Dying Light - dorównuje poprzedniej serii Dead Island?
Z racji zbliżającej się premiery Dying Light 2 trzeba opisać Dying Light :P Dying Light jest jednoosobową grą survival-horror z otwartym światem, w której możemy także grać w trybie kooperacji. Została ona wydana przez Warner Bros Interactive Entertainment 27 stycznia 2015r. w Ameryce Północnej, a trzy dni później, czyli 30 stycznia 2015r. została wydana w reszcie świata (9 lutego 2016r. pojawiło się rozszerzenie nazwane The Following), a której producentem jest polskie studio Techland. Reżyserem jest Adrian Ciszewski, a projektantem Maciej Binkowski. Działa ona na silniku Chrome Engine 6, co umożliwiło jej działanie także w środowisku DirectX 11. Pojawiła się do tej pory na dość niewielu platformach (Microsoft Windows, Linux, PlayStation 4, Xbox One, macOS), gdyż deweloperzy stwierdzili, że jakość na konsolach starszej generacji jest strasznie słaba, a w szczególności generowanie otwartego świata i dynamicznego światła nie dają sobie rady już przy takim silniku.
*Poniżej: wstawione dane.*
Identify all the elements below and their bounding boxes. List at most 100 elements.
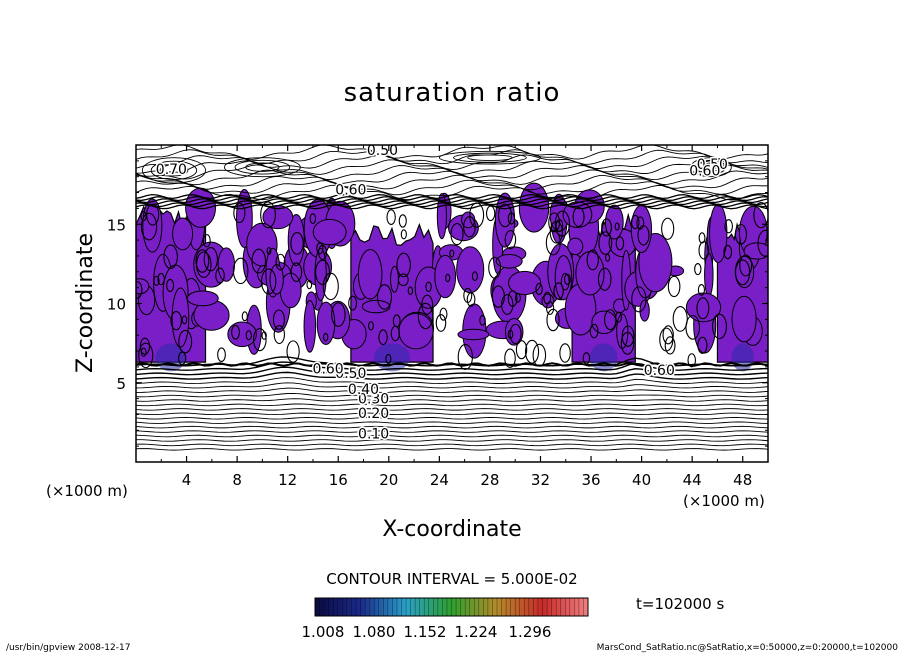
contour-loop bbox=[694, 263, 702, 276]
contour-loop bbox=[535, 282, 543, 296]
x-tick-label: 32 bbox=[531, 471, 550, 489]
contour-loop bbox=[509, 323, 522, 345]
contour-label: 0.50 bbox=[367, 143, 398, 159]
contour-loop bbox=[630, 214, 640, 230]
contour-loop bbox=[400, 229, 407, 240]
colorbar-tick-label: 1.080 bbox=[353, 623, 396, 641]
contour-line bbox=[136, 403, 768, 407]
contour-loop bbox=[141, 157, 206, 184]
contour-loop bbox=[159, 164, 189, 177]
contour-loop bbox=[457, 343, 473, 370]
contour-label: 0.60 bbox=[313, 361, 344, 377]
contour-loop bbox=[140, 212, 158, 241]
contour-loop bbox=[272, 309, 285, 330]
contour-loop bbox=[163, 244, 178, 270]
contour-line bbox=[136, 377, 768, 384]
fill-patch bbox=[704, 252, 714, 298]
contour-loop bbox=[439, 307, 448, 321]
contour-line bbox=[136, 417, 768, 420]
y-tick-label: 5 bbox=[116, 375, 126, 393]
contour-line bbox=[136, 361, 768, 371]
contour-loop bbox=[690, 157, 732, 178]
contour-loop bbox=[488, 256, 502, 279]
contour-line bbox=[136, 425, 768, 429]
contour-loop bbox=[661, 217, 675, 240]
contour-loop bbox=[323, 332, 329, 342]
contour-loop bbox=[417, 302, 434, 330]
contour-loop bbox=[479, 315, 486, 326]
contour-label: 0.60 bbox=[335, 182, 366, 198]
contour-label: 0.50 bbox=[697, 157, 728, 173]
x-tick-label: 20 bbox=[379, 471, 398, 489]
fill-patch bbox=[227, 321, 257, 348]
y-axis-label: Z-coordinate bbox=[73, 233, 98, 373]
contour-loop bbox=[604, 309, 617, 331]
contour-line bbox=[136, 174, 768, 191]
contour-loop bbox=[178, 329, 193, 354]
contour-loop bbox=[203, 247, 218, 272]
contour-loop bbox=[140, 347, 147, 357]
contour-loop bbox=[532, 343, 547, 367]
contour-loop bbox=[438, 150, 541, 165]
contour-loop bbox=[233, 202, 246, 224]
contour-loop bbox=[753, 202, 768, 229]
contour-loop bbox=[421, 294, 434, 315]
contour-loop bbox=[138, 342, 154, 369]
contour-line bbox=[136, 196, 768, 202]
x-axis-ticks: 4 8 12 16 20 24 28 32 36 40 44 48 bbox=[160, 145, 752, 489]
contour-loop bbox=[469, 202, 485, 228]
contour-loop bbox=[589, 323, 599, 339]
contour-loop bbox=[504, 230, 517, 250]
y-tick-label: 10 bbox=[107, 296, 126, 314]
fill-patch bbox=[217, 247, 236, 282]
contour-loop bbox=[181, 315, 188, 325]
contour-loop bbox=[724, 219, 733, 234]
contour-loop bbox=[698, 241, 710, 260]
contour-loop bbox=[548, 212, 561, 233]
fill-patch bbox=[172, 217, 194, 251]
contour-loop bbox=[664, 336, 676, 355]
contour-loop bbox=[166, 278, 175, 293]
colorbar-stripes bbox=[319, 598, 584, 616]
contour-loop bbox=[273, 325, 285, 345]
contour-loop bbox=[504, 348, 516, 368]
contour-loop bbox=[398, 214, 407, 228]
contour-loop bbox=[572, 206, 585, 227]
contour-loop bbox=[685, 314, 701, 340]
contour-loop bbox=[563, 273, 571, 285]
contour-loop bbox=[378, 329, 388, 346]
contour-loop bbox=[286, 340, 300, 363]
y-axis-ticks: 5 10 15 bbox=[107, 160, 768, 447]
contour-loop bbox=[139, 337, 151, 355]
contour-loop bbox=[140, 211, 147, 222]
contour-loop bbox=[252, 328, 267, 352]
contour-loop bbox=[450, 222, 464, 246]
contour-loop bbox=[734, 223, 748, 245]
x-tick-label: 4 bbox=[182, 471, 192, 489]
contour-loop bbox=[614, 222, 620, 231]
x-tick-label: 44 bbox=[683, 471, 702, 489]
contour-line bbox=[136, 430, 768, 433]
fill-patch bbox=[591, 310, 617, 335]
contour-loop bbox=[696, 159, 727, 175]
contour-line bbox=[136, 448, 768, 451]
supersaturated-core bbox=[731, 343, 754, 372]
x-tick-label: 16 bbox=[329, 471, 348, 489]
contour-loop bbox=[215, 267, 225, 284]
contour-loop bbox=[554, 210, 571, 237]
contour-loop bbox=[153, 275, 160, 286]
fill-patch bbox=[398, 312, 434, 350]
contour-label: 0.30 bbox=[358, 392, 389, 408]
contour-loop bbox=[195, 249, 210, 273]
contour-line bbox=[136, 371, 768, 380]
contour-line bbox=[136, 362, 768, 367]
contour-loop bbox=[316, 242, 324, 255]
fill-patch bbox=[507, 270, 542, 296]
contour-loop bbox=[621, 325, 635, 347]
contour-loop bbox=[157, 272, 165, 286]
fill-patch bbox=[269, 264, 284, 295]
contour-line bbox=[136, 408, 768, 411]
contour-loop bbox=[712, 313, 727, 340]
contour-loop bbox=[543, 291, 552, 305]
x-tick-label: 28 bbox=[480, 471, 499, 489]
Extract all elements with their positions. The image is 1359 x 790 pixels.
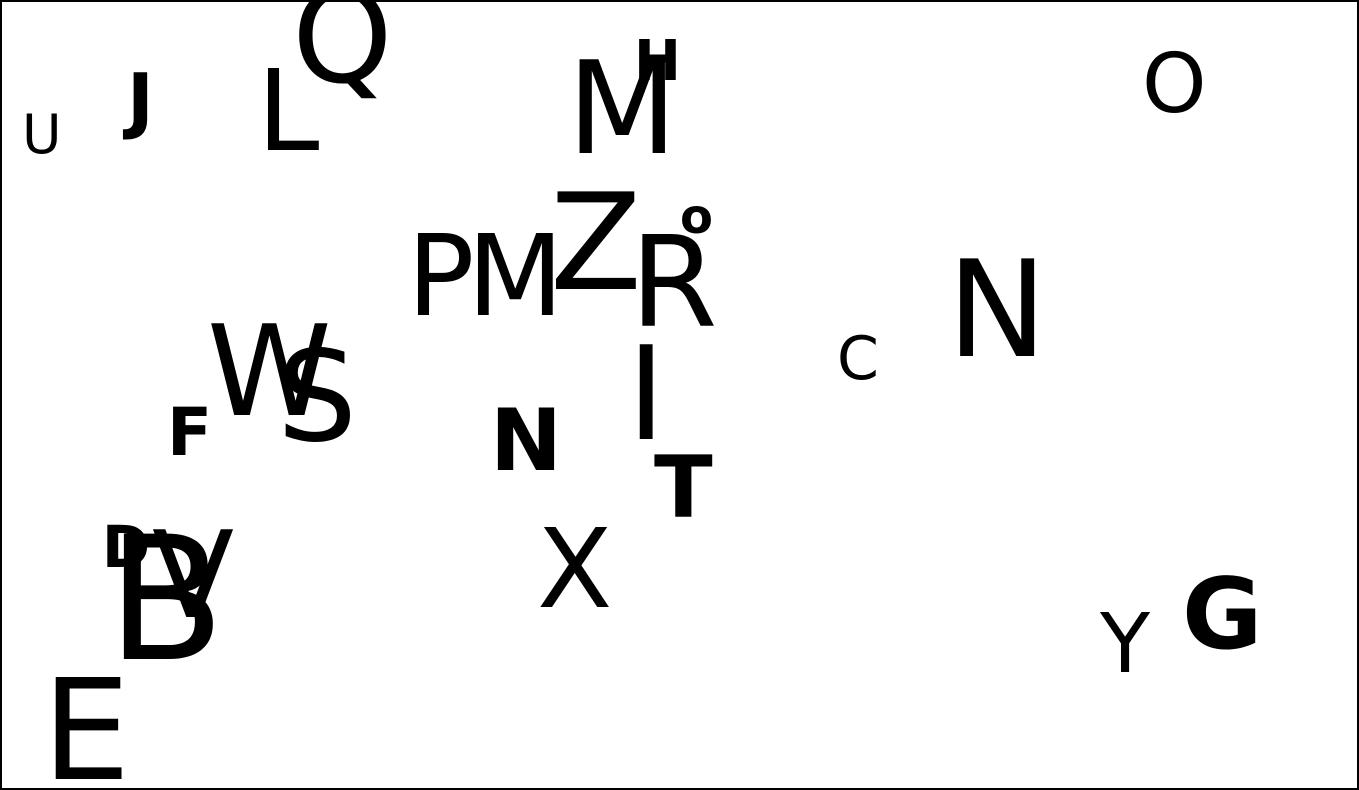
letter-glyph-27: I: [1348, 665, 1359, 777]
letter-glyph-25: G: [1182, 558, 1262, 672]
letter-glyph-22: B: [107, 499, 225, 700]
letter-glyph-17: N: [947, 232, 1047, 388]
letter-glyph-6: O: [1142, 37, 1207, 132]
letter-glyph-4: M: [567, 35, 677, 184]
letter-glyph-21: V: [152, 507, 234, 646]
letter-glyph-18: N: [490, 391, 562, 491]
letter-glyph-9: Z: [550, 165, 642, 321]
letter-glyph-23: X: [537, 505, 612, 633]
letter-glyph-19: T: [654, 438, 713, 538]
letter-glyph-11: R: [630, 209, 718, 356]
letter-glyph-12: W: [207, 298, 332, 445]
letter-glyph-1: J: [122, 58, 154, 142]
letter-glyph-7: P: [407, 212, 475, 342]
letter-glyph-3: Q: [292, 2, 393, 113]
letter-glyph-13: S: [277, 323, 357, 470]
letter-glyph-5: H: [634, 29, 681, 94]
letter-glyph-0: U: [22, 103, 62, 166]
letter-glyph-2: L: [257, 47, 319, 177]
letter-glyph-20: D: [102, 513, 150, 581]
letter-glyph-26: E: [42, 650, 130, 790]
letter-glyph-8: M: [467, 212, 564, 342]
letter-glyph-15: I: [627, 318, 665, 470]
letter-glyph-10: o: [680, 189, 713, 245]
letter-glyph-14: F: [167, 394, 212, 471]
letter-glyph-16: C: [837, 324, 879, 394]
letter-glyph-24: Y: [1099, 597, 1151, 692]
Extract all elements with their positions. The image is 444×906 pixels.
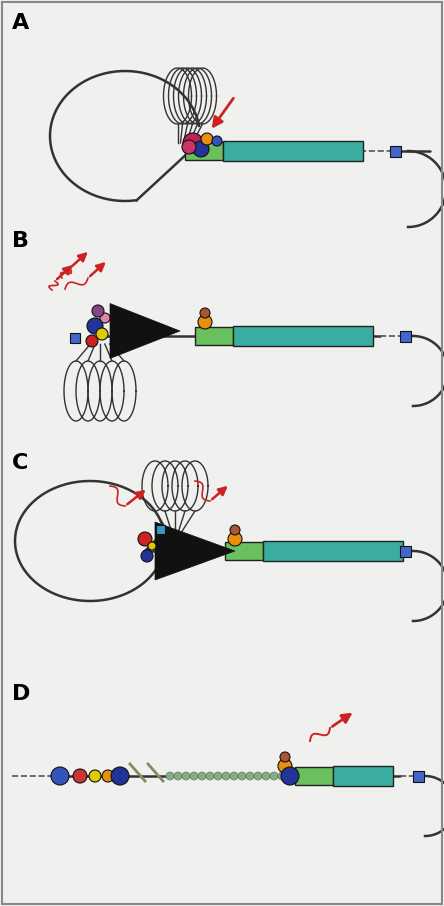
Circle shape <box>238 772 246 780</box>
Circle shape <box>201 133 213 145</box>
Circle shape <box>174 772 182 780</box>
Circle shape <box>230 525 240 535</box>
Circle shape <box>278 772 286 780</box>
Circle shape <box>111 767 129 785</box>
Bar <box>295 767 333 785</box>
Bar <box>412 770 424 782</box>
Circle shape <box>102 770 114 782</box>
Circle shape <box>212 136 222 146</box>
Bar <box>225 542 263 560</box>
Bar <box>333 766 393 786</box>
Circle shape <box>198 772 206 780</box>
Text: B: B <box>12 231 29 251</box>
Bar <box>155 525 164 534</box>
Bar <box>70 333 80 343</box>
Bar <box>195 327 233 345</box>
Text: A: A <box>12 13 29 33</box>
Circle shape <box>166 772 174 780</box>
Circle shape <box>86 335 98 347</box>
Text: C: C <box>12 453 28 473</box>
Circle shape <box>280 752 290 762</box>
Bar <box>223 141 363 161</box>
Circle shape <box>183 133 203 153</box>
Circle shape <box>141 550 153 562</box>
Circle shape <box>230 772 238 780</box>
Circle shape <box>87 318 103 334</box>
Circle shape <box>281 767 299 785</box>
Bar <box>263 541 403 561</box>
Circle shape <box>198 315 212 329</box>
Circle shape <box>51 767 69 785</box>
Circle shape <box>182 772 190 780</box>
Polygon shape <box>110 304 180 359</box>
Circle shape <box>100 313 110 323</box>
Bar <box>400 331 411 342</box>
Circle shape <box>138 532 152 546</box>
Circle shape <box>246 772 254 780</box>
Circle shape <box>96 328 108 340</box>
Circle shape <box>73 769 87 783</box>
Circle shape <box>228 532 242 546</box>
Circle shape <box>200 308 210 318</box>
Circle shape <box>270 772 278 780</box>
Circle shape <box>278 759 292 773</box>
Circle shape <box>254 772 262 780</box>
Circle shape <box>182 140 196 154</box>
Circle shape <box>262 772 270 780</box>
Circle shape <box>206 772 214 780</box>
Circle shape <box>214 772 222 780</box>
Circle shape <box>148 542 156 550</box>
Text: D: D <box>12 684 30 704</box>
Circle shape <box>190 772 198 780</box>
Bar <box>233 326 373 346</box>
Bar <box>389 146 400 157</box>
Circle shape <box>222 772 230 780</box>
Circle shape <box>92 305 104 317</box>
Bar <box>400 545 411 556</box>
Bar <box>185 142 223 160</box>
Circle shape <box>193 141 209 157</box>
Circle shape <box>89 770 101 782</box>
Polygon shape <box>155 522 235 580</box>
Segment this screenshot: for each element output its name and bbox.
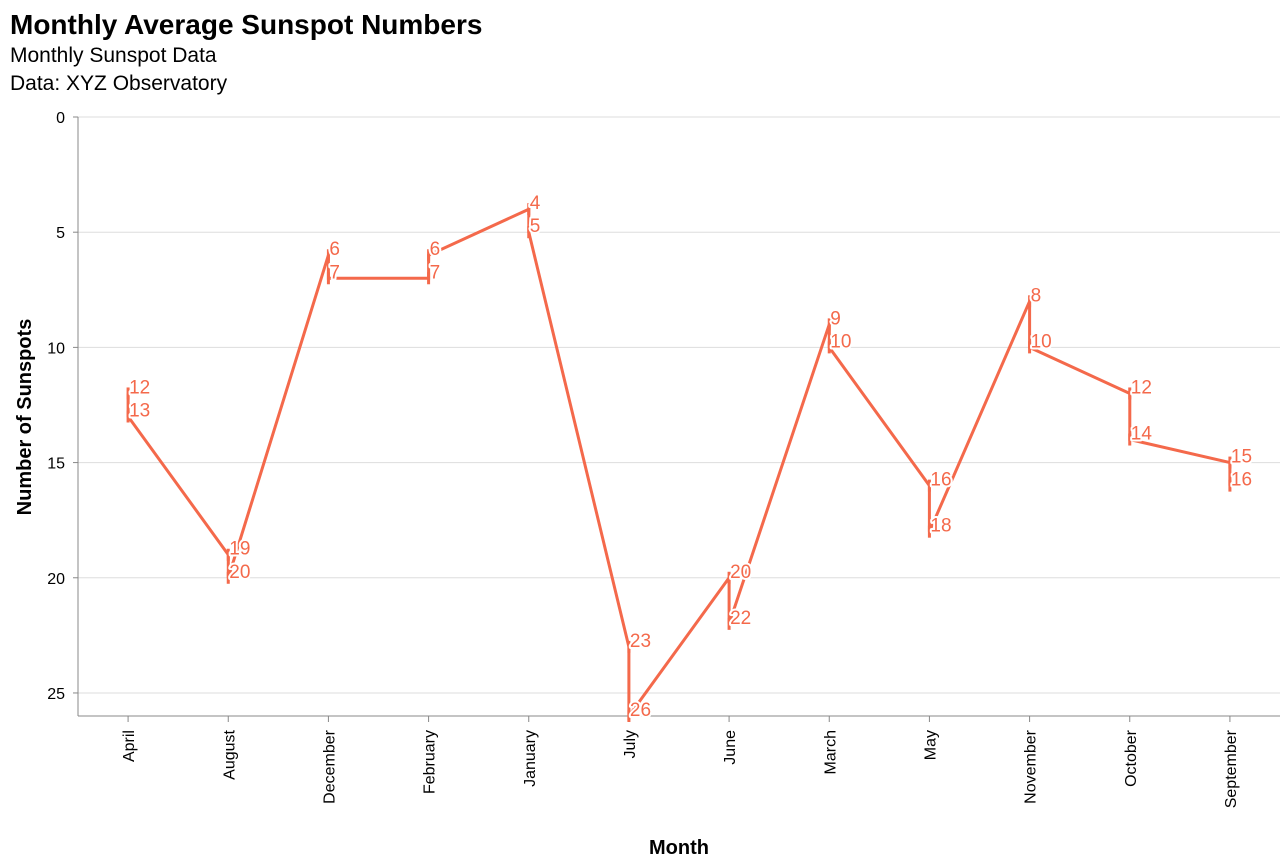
point-label-december-6: 6: [329, 239, 340, 260]
point-label-halo-august-19: 19: [229, 539, 250, 560]
point-label-march-10: 10: [830, 331, 851, 352]
point-label-halo-december-7: 7: [329, 262, 340, 283]
point-label-halo-march-10: 10: [830, 331, 851, 352]
series-layer: [126, 203, 1232, 722]
point-label-may-18: 18: [930, 516, 951, 537]
y-tick-label-0: 0: [56, 110, 65, 127]
point-label-february-6: 6: [430, 239, 441, 260]
x-tick-label-december: December: [321, 729, 338, 803]
point-label-january-4: 4: [530, 193, 541, 214]
y-tick-label-20: 20: [47, 571, 65, 588]
point-label-may-16: 16: [930, 470, 951, 491]
y-axis-title: Number of Sunspots: [14, 319, 36, 516]
x-tick-label-march: March: [822, 730, 839, 774]
point-label-halo-october-14: 14: [1131, 424, 1153, 445]
y-tick-label-10: 10: [47, 340, 65, 357]
point-label-halo-june-22: 22: [730, 608, 751, 629]
point-label-november-10: 10: [1031, 331, 1052, 352]
chart-title: Monthly Average Sunspot Numbers: [10, 9, 483, 40]
y-tick-label-25: 25: [47, 686, 65, 703]
point-label-december-7: 7: [329, 262, 340, 283]
point-label-july-26: 26: [630, 700, 651, 721]
point-label-halo-april-12: 12: [129, 377, 150, 398]
point-label-september-15: 15: [1231, 447, 1252, 468]
chart-subtitle-line-1: Monthly Sunspot Data: [10, 44, 217, 67]
point-label-halo-february-6: 6: [430, 239, 441, 260]
point-label-halo-may-18: 18: [930, 516, 951, 537]
point-label-april-13: 13: [129, 401, 150, 422]
point-label-halo-october-12: 12: [1131, 377, 1152, 398]
point-label-march-9: 9: [830, 308, 841, 329]
x-tick-label-may: May: [922, 730, 939, 760]
point-label-halo-february-7: 7: [430, 262, 441, 283]
point-label-halo-april-13: 13: [129, 401, 150, 422]
axes: 0 5 10 15 20 25 April August December February Jan…: [47, 110, 1280, 808]
y-tick-label-15: 15: [47, 456, 65, 473]
x-tick-label-january: January: [522, 730, 539, 787]
point-label-april-12: 12: [129, 377, 150, 398]
series-line-0: [126, 206, 1232, 721]
point-label-halo-january-4: 4: [530, 193, 541, 214]
x-axis-title: Month: [649, 837, 709, 859]
x-tick-label-june: June: [722, 730, 739, 765]
point-label-june-20: 20: [730, 562, 751, 583]
point-label-june-22: 22: [730, 608, 751, 629]
point-label-february-7: 7: [430, 262, 441, 283]
point-label-halo-july-23: 23: [630, 631, 651, 652]
y-tick-label-5: 5: [56, 225, 65, 242]
point-label-halo-may-16: 16: [930, 470, 951, 491]
chart-header: Monthly Average Sunspot Numbers Monthly …: [10, 8, 482, 98]
point-label-january-5: 5: [530, 216, 541, 237]
x-tick-label-april: April: [121, 730, 138, 762]
point-label-halo-november-10: 10: [1031, 331, 1052, 352]
point-label-september-16: 16: [1231, 470, 1252, 491]
point-label-august-20: 20: [229, 562, 250, 583]
point-label-november-8: 8: [1031, 285, 1042, 306]
point-label-october-12: 12: [1131, 377, 1152, 398]
point-label-halo-july-26: 26: [630, 700, 651, 721]
x-tick-label-july: July: [622, 730, 639, 758]
point-label-halo-september-15: 15: [1231, 447, 1252, 468]
point-label-halo-june-20: 20: [730, 562, 751, 583]
point-label-halo-november-8: 8: [1031, 285, 1042, 306]
x-tick-label-november: November: [1023, 729, 1040, 803]
chart-subtitle-line-2: Data: XYZ Observatory: [10, 72, 228, 95]
point-label-halo-december-6: 6: [329, 239, 340, 260]
point-label-july-23: 23: [630, 631, 651, 652]
point-label-august-19: 19: [229, 539, 250, 560]
point-label-halo-january-5: 5: [530, 216, 541, 237]
point-label-halo-september-16: 16: [1231, 470, 1252, 491]
point-label-halo-march-9: 9: [830, 308, 841, 329]
x-tick-label-september: September: [1223, 729, 1240, 808]
x-tick-label-february: February: [422, 730, 439, 794]
point-label-october-14: 14: [1131, 424, 1153, 445]
point-label-halo-august-20: 20: [229, 562, 250, 583]
x-tick-label-august: August: [221, 729, 238, 779]
x-tick-label-october: October: [1123, 729, 1140, 787]
gridlines: [78, 116, 1280, 694]
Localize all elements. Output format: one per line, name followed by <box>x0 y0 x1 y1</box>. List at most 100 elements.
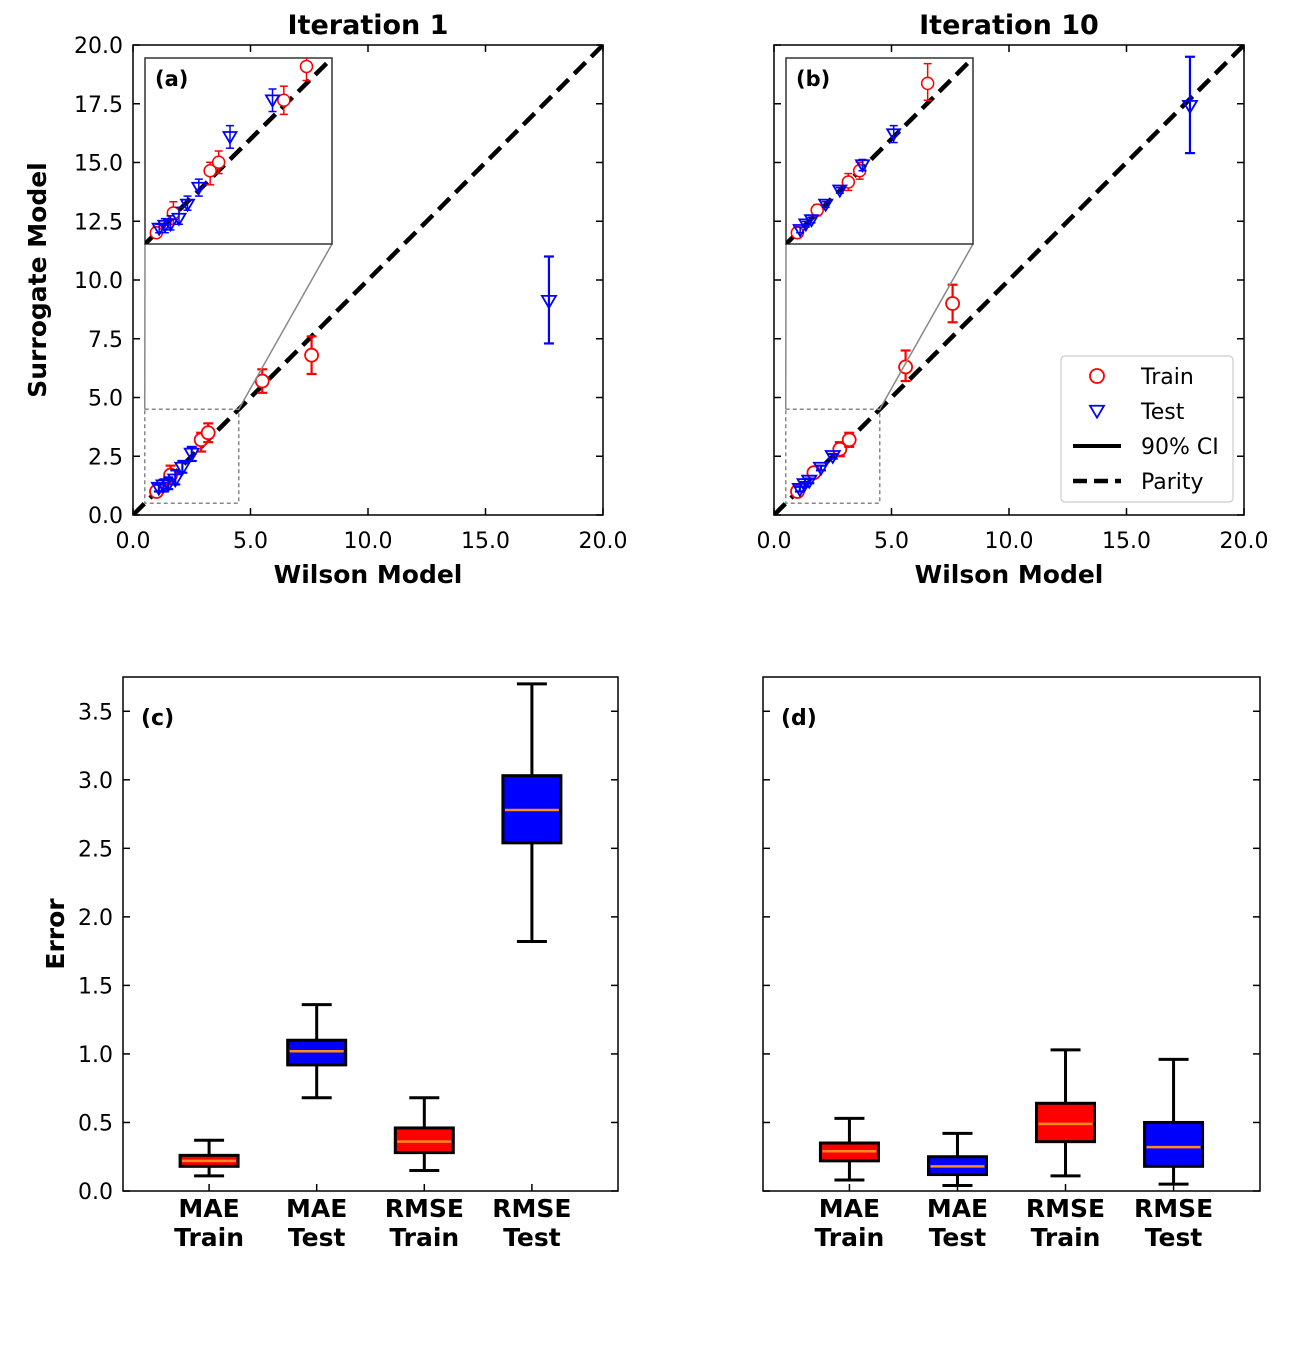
x-tick-label: 15.0 <box>1102 529 1151 554</box>
inset-test-point <box>831 184 848 199</box>
x-tick-label-line1: RMSE <box>385 1194 464 1223</box>
x-axis-label: Wilson Model <box>915 560 1104 589</box>
box-mae-test <box>926 1131 988 1188</box>
legend-label: 90% CI <box>1141 435 1219 460</box>
box-iqr <box>393 1126 455 1155</box>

Do świata Dying Light, a dokładniej do miasta Harran zostajemy wysłani z polecenia organizacji GRE (Globalny Resort Epidemiologiczny). Gdy już tam lądujemy, musimy stawić czoła brutalnej rzeczywistości tego miejsca, gdzie więcej jest zombie, aniżeli żywych ludzi. Nasi przełożeni dają nam zadanie - śledzić ruchy Kadira „Raisa” Sulejmana, a później wykraść do niego informacje o leku na zarazę szerzącą się w mieście. W dużym uogólnieniu na tym polega główna fabuła, ale przy tym możemy pomagać ludności tego miasta, gdzie osoby, które przeżyły często są całkowicie uzależnione od naszego głównego przeciwnika. Wszystko to pokazuje smutną rzeczywistość, gdzie prawie wszyscy żywi podlegają tylko jednej osobie i nawet nie próbują się uniezależnić od niej, ale wraz z przyjściem naszego bohatera pojawia się dla nich cień szansy i to od nas zależy czy ludność tego miasta będzie mogła w najbliższej przyszłości żyć w jakimkolwiek spokoju, a w dalszej mierze przeżyć i zostać uratowanym z tego okropnego miejsca.
Rzeczy na +:
-wciągająca fabuła z dobrze wykonanymi zadaniami, zajmują one razem ok. 80h spokojnego grania, podczas których można naprawdę dobrze się bawić
-świetna grafika, dopracowane wszystkie elementy, wiele animacji przy parkour'rze, uderzeniach, można by tego długo wymieniać
-kilka naprawdę dobrych ciekawostek takich jak świat z Plants vs Zombies czy Super Mario
Rzeczy na -:
-źle wykonany najtrudniejszy tryb gry, tracenie tam całego xp, "nieśmiertelność" potworów jeżeli nie mamy dobrej broni, co sprawia, że gra polega jedynie na uciekaniu od nich co może być dość dużym problemem
-niezrównoważenie broni, a mianowicie elektryczność z podpaleniem odstaje od wszystkich możliwych schematów w tej grze i stanowi podstawę jeżeli chce się walczyć
-aby zdobyć najwyższy możliwy poziom legendy trzeba cały czas grindować zrzuty lub strefy na najtrudniejszym trybie, bo inaczej jest to praktycznie niewykonalne
Podsumowując to wszystko otrzymujemy naprawdę dość dobrą grę z niewielkimi błędami, które nie będą przeszkodą, jeżeli będzie się grało dla przyjemności na łatwiejszych poziomach trudności, a odpowiadając na pytanie z tytułu artykułu - Techland poczynił znaczny postęp od tamtego czasu i Dying Light jest o wiele lepiej zrobione od jego poprzedników.